Sounds damning at first, doesn't it? Only $24.50 a day? Who could possibly live on that? But what the article fails to point out are the number of hours the supposed $24.50 a day worker puts in. So let's take a look at how many hours one could work for $24.50 a day.

If we assume that the worker is making the BLS average for a nonsupervisory home health care worker, $14.41 an hour, this worker is only working 1.7 hours a day. Even if we assume that this worker is only making Maryland minimum wage (which is not the case, given the national average), of $6.55 an hour, this worker is only putting in about 3 hours and 45 minutes. Legally, 3 hours and 45 minutes are the most any worker can put in, in any job to make $24.50 a day. Not even an entry level janitor at McDonalds can make less than $24.50 for 3 hours and 45 minutes of their time.

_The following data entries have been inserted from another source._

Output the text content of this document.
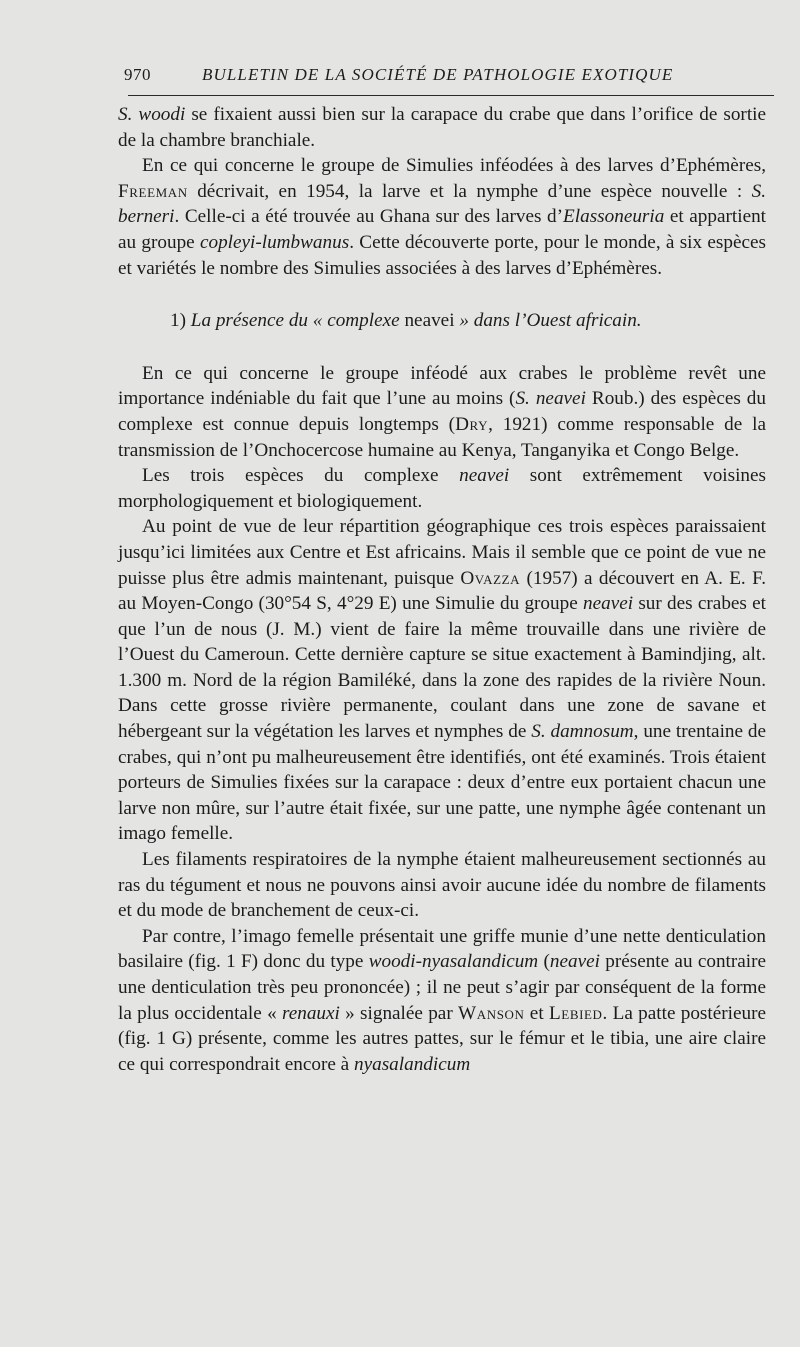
970	BULLETIN DE LA SOCIÉTÉ DE PATHOLOGIE EXOTIQUE

S. woodi se fixaient aussi bien sur la carapace du crabe que dans l’orifice de sortie de la chambre branchiale.

En ce qui concerne le groupe de Simulies inféodées à des larves d’Ephémères, Freeman décrivait, en 1954, la larve et la nymphe d’une espèce nouvelle : S. berneri. Celle-ci a été trouvée au Ghana sur des larves d’Elassoneuria et appartient au groupe copleyi-lumbwanus. Cette découverte porte, pour le monde, à six espèces et variétés le nombre des Simulies associées à des larves d’Ephémères.

1) La présence du « complexe neavei » dans l’Ouest africain.

En ce qui concerne le groupe inféodé aux crabes le problème revêt une importance indéniable du fait que l’une au moins (S. neavei Roub.) des espèces du complexe est connue depuis longtemps (Dry, 1921) comme responsable de la transmission de l’Onchocercose humaine au Kenya, Tanganyika et Congo Belge.

Les trois espèces du complexe neavei sont extrêmement voisines morphologiquement et biologiquement.

Au point de vue de leur répartition géographique ces trois espèces paraissaient jusqu’ici limitées aux Centre et Est africains. Mais il semble que ce point de vue ne puisse plus être admis maintenant, puisque Ovazza (1957) a découvert en A. E. F. au Moyen-Congo (30°54 S, 4°29 E) une Simulie du groupe neavei sur des crabes et que l’un de nous (J. M.) vient de faire la même trouvaille dans une rivière de l’Ouest du Cameroun. Cette dernière capture se situe exactement à Bamindjing, alt. 1.300 m. Nord de la région Bamiléké, dans la zone des rapides de la rivière Noun. Dans cette grosse rivière permanente, coulant dans une zone de savane et hébergeant sur la végétation les larves et nymphes de S. damnosum, une trentaine de crabes, qui n’ont pu malheureusement être identifiés, ont été examinés. Trois étaient porteurs de Simulies fixées sur la carapace : deux d’entre eux portaient chacun une larve non mûre, sur l’autre était fixée, sur une patte, une nymphe âgée contenant un imago femelle.

Les filaments respiratoires de la nymphe étaient malheureusement sectionnés au ras du tégument et nous ne pouvons ainsi avoir aucune idée du nombre de filaments et du mode de branchement de ceux-ci.

Par contre, l’imago femelle présentait une griffe munie d’une nette denticulation basilaire (fig. 1 F) donc du type woodi-nyasalandicum (neavei présente au contraire une denticulation très peu prononcée) ; il ne peut s’agir par conséquent de la forme la plus occidentale « renauxi » signalée par Wanson et Lebied. La patte postérieure (fig. 1 G) présente, comme les autres pattes, sur le fémur et le tibia, une aire claire ce qui correspondrait encore à nyasalandicum
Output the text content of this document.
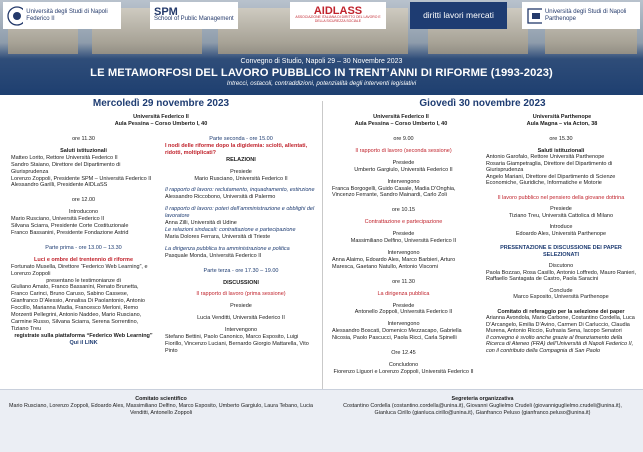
Università degli Studi di Napoli Federico II
SPM
School of Public Management
AIDLASS
ASSOCIAZIONE ITALIANA DI DIRITTO DEL LAVORO E DELLA SICUREZZA SOCIALE
diritti lavori mercati	Università degli Studi di Napoli Parthenope
Convegno di Studio, Napoli 29 – 30 Novembre 2023
LE METAMORFOSI DEL LAVORO PUBBLICO IN TRENT’ANNI DI RIFORME (1993-2023)
Intrecci, ostacoli, contraddizioni, potenzialità degli interventi legislativi
Mercoledì 29 novembre 2023	Giovedì 30 novembre 2023
Università Federico II
Aula Pessina – Corso Umberto I, 40
Università Federico II
Aula Pessina – Corso Umberto I, 40
Università Parthenope
Aula Magna – via Acton, 38
ore 11.30
Saluti istituzionali
Matteo Lorito, Rettore Università Federico II
Sandro Staiano, Direttore del Dipartimento di Giurisprudenza
Lorenzo Zoppoli, Presidente SPM – Università Federico II
Alessandro Garilli, Presidente AIDLaSS
ore 12.00
Introducono
Mario Rusciano, Università Federico II
Silvana Sciarra, Presidente Corte Costituzionale
Franco Bassanini, Presidente Fondazione Astrid
Parte prima - ore 13.00 – 13.30
Luci e ombre del trentennio di riforme
Fortunato Musella, Direttore “Federico Web Learning”, e Lorenzo Zoppoli
presentano le testimonianze di
Giuliano Amato, Franco Bassanini, Renato Brunetta, Franco Carinci, Bruno Caruso, Sabino Cassese, Gianfranco D’Alessio, Annalisa Di Paolantonio, Antonio Foccillo, Marianna Madia, Francesco Merloni, Remo Morzenti Pellegrini, Antonio Naddeo, Mario Rusciano, Carmine Russo, Silvana Sciarra, Serena Sorrentino, Tiziano Treu
registrate sulla piattaforma “Federico Web Learning”
Qui il LINK
Parte seconda - ore 15.00
I nodi delle riforme dopo la digidemia: scioltì, allentati, ridotti, moltiplicati?
RELAZIONI
Presiede
Mario Rusciano, Università Federico II
Il rapporto di lavoro: reclutamento, inquadramento, estinzione
Alessandro Riccobono, Università di Palermo
Il rapporto di lavoro: poteri dell’amministrazione e obblighi del lavoratore
Anna Zilli, Università di Udine
Le relazioni sindacali: contrattazione e partecipazione
Maria Dolores Ferrara, Università di Trieste
La dirigenza pubblica tra amministrazione e politica
Pasquale Monda, Università Federico II
Parte terza - ore 17.30 – 19.00
DISCUSSIONI
Il rapporto di lavoro (prima sessione)
Presiede
Lucia Venditti, Università Federico II
Intervengono
Stefano Bettini, Paolo Canonico, Marco Esposito, Luigi Fiorillo, Vincenzo Luciani, Bernardo Giorgio Mattarella, Vito Pinto
ore 9.00
Il rapporto di lavoro (seconda sessione)
Presiede
Umberto Gargiulo, Università Federico II
Intervengono
Franca Borgogelli, Guido Casale, Madia D’Onghia, Vincenzo Ferrante, Sandro Mainardi, Carlo Zoli
ore 10.15
Contrattazione e partecipazione
Presiede
Massimiliano Delfino, Università Federico II
Intervengono
Anna Alaimo, Edoardo Ales, Marco Barbieri, Arturo Maresca, Gaetano Natullo, Antonio Viscomi
ore 11.30
La dirigenza pubblica
Presiede
Antonello Zoppoli, Università Federico II
Intervengono
Alessandro Boscati, Domenico Mezzacapo, Gabriella Nicosia, Paolo Pascucci, Paola Ricci, Carla Spinelli
Ore 12.45
Concludono
Fiorenzo Liguori e Lorenzo Zoppoli, Università Federico II
ore 15.30
Saluti istituzionali
Antonio Garofalo, Rettore Università Parthenope
Rosaria Giampetraglia, Direttore del Dipartimento di Giurisprudenza
Angelo Mariani, Direttore del Dipartimento di Scienze Economiche, Giuridiche, Informatiche e Motorie
Il lavoro pubblico nel pensiero della giovane dottrina
Presiede
Tiziano Treu, Università Cattolica di Milano
Introduce
Edoardo Ales, Università Parthenope
PRESENTAZIONE E DISCUSSIONE DEI PAPER SELEZIONATI
Discutono
Paola Bozzao, Rosa Casillo, Antonio Loffredo, Mauro Ranieri, Raffaello Santagata de Castro, Paola Saracini
Conclude
Marco Esposito, Università Parthenope
Comitato di referaggio per la selezione dei paper
Arianna Avondola, Mario Carbone, Costantino Cordella, Luca D’Arcangelo, Emilia D’Avino, Carmen Di Carluccio, Claudia Murena, Antonio Riccio, Eufrasia Sena, Iacopo Senatori
Il convegno è svolto anche grazie al finanziamento della Ricerca di Ateneo (FRA) dell’Università di Napoli Federico II, con il contributo della Compagnia di San Paolo
Comitato scientifico
Mario Rusciano, Lorenzo Zoppoli, Edoardo Ales, Massimiliano Delfino, Marco Esposito, Umberto Gargiulo, Laura Tebano, Lucia Venditti, Antonello Zoppoli
Segreteria organizzativa
Costantino Cordella (costantino.cordella@unina.it), Giovanni Guglielmo Crudeli (giovanniguglielmo.crudeli@unina.it),
Gianluca Cirillo (gianluca.cirillo@unina.it), Gianfranco Peluso (gianfranco.peluso@unina.it)
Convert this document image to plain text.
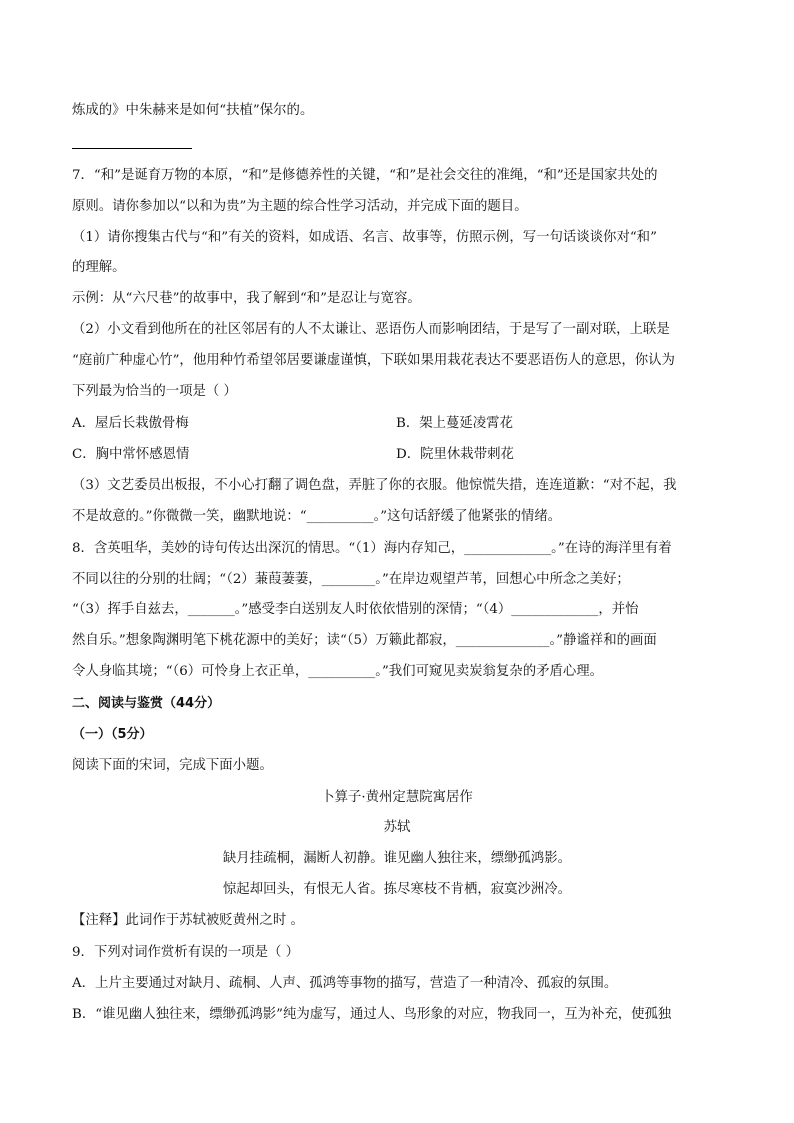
炼成的》中朱赫来是如何“扶植”保尔的。
7．“和”是诞育万物的本原，“和”是修德养性的关键，“和”是社会交往的准绳，“和”还是国家共处的
原则。请你参加以“以和为贵”为主题的综合性学习活动，并完成下面的题目。
（1）请你搜集古代与“和”有关的资料，如成语、名言、故事等，仿照示例，写一句话谈谈你对“和”
的理解。
示例：从“六尺巷”的故事中，我了解到“和”是忍让与宽容。
（2）小文看到他所在的社区邻居有的人不太谦让、恶语伤人而影响团结，于是写了一副对联，上联是
“庭前广种虚心竹”，他用种竹希望邻居要谦虚谨慎，下联如果用栽花表达不要恶语伤人的意思，你认为
下列最为恰当的一项是（ ）
A．屋后长栽傲骨梅	B．架上蔓延凌霄花
C．胸中常怀感恩情	D．院里休栽带刺花
（3）文艺委员出板报，不小心打翻了调色盘，弄脏了你的衣服。他惊慌失措，连连道歉：“对不起，我
不是故意的。”你微微一笑，幽默地说：“__________。”这句话舒缓了他紧张的情绪。
8．含英咀华，美妙的诗句传达出深沉的情思。“（1）海内存知己，_____________。”在诗的海洋里有着
不同以往的分别的壮阔；“（2）蒹葭萋萋，________。”在岸边观望芦苇，回想心中所念之美好；
“（3）挥手自兹去，_______。”感受李白送别友人时依依惜别的深情；“（4）_____________，并怡
然自乐。”想象陶渊明笔下桃花源中的美好；读“（5）万籁此都寂，______________。”静谧祥和的画面
令人身临其境；“（6）可怜身上衣正单，__________。”我们可窥见卖炭翁复杂的矛盾心理。
二、阅读与鉴赏（44分）
（一）（5分）
阅读下面的宋词，完成下面小题。
卜算子·黄州定慧院寓居作
苏轼
缺月挂疏桐，漏断人初静。谁见幽人独往来，缥缈孤鸿影。
惊起却回头，有恨无人省。拣尽寒枝不肯栖，寂寞沙洲冷。
【注释】此词作于苏轼被贬黄州之时 。
9．下列对词作赏析有误的一项是（ ）
A．上片主要通过对缺月、疏桐、人声、孤鸿等事物的描写，营造了一种清冷、孤寂的氛围。
B．“谁见幽人独往来，缥缈孤鸿影”纯为虚写，通过人、鸟形象的对应，物我同一，互为补充，使孤独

Therefore, we can assume we have been given the daily wage of a very part time, probably on-call home health care worker. Why is this important? Because it was presented by a proponent of unionization as a damning statistic in favor of these executive orders.

When in fact, such a worker likely does the work because they enjoy it, not for the money, and if more of the profession were unionized, would probably be the first to be squeezed out.

An intellectually honest proponent of these executive orders might have presented the daily wage of a full-time home health care worker. Given that this isn't the case, I wonder what they're hiding? Could it be that subsidized home health care workers already make the national average, or close to it, and the union wouldn't be able to garner very much sympathy for someone making close to $14 an hour?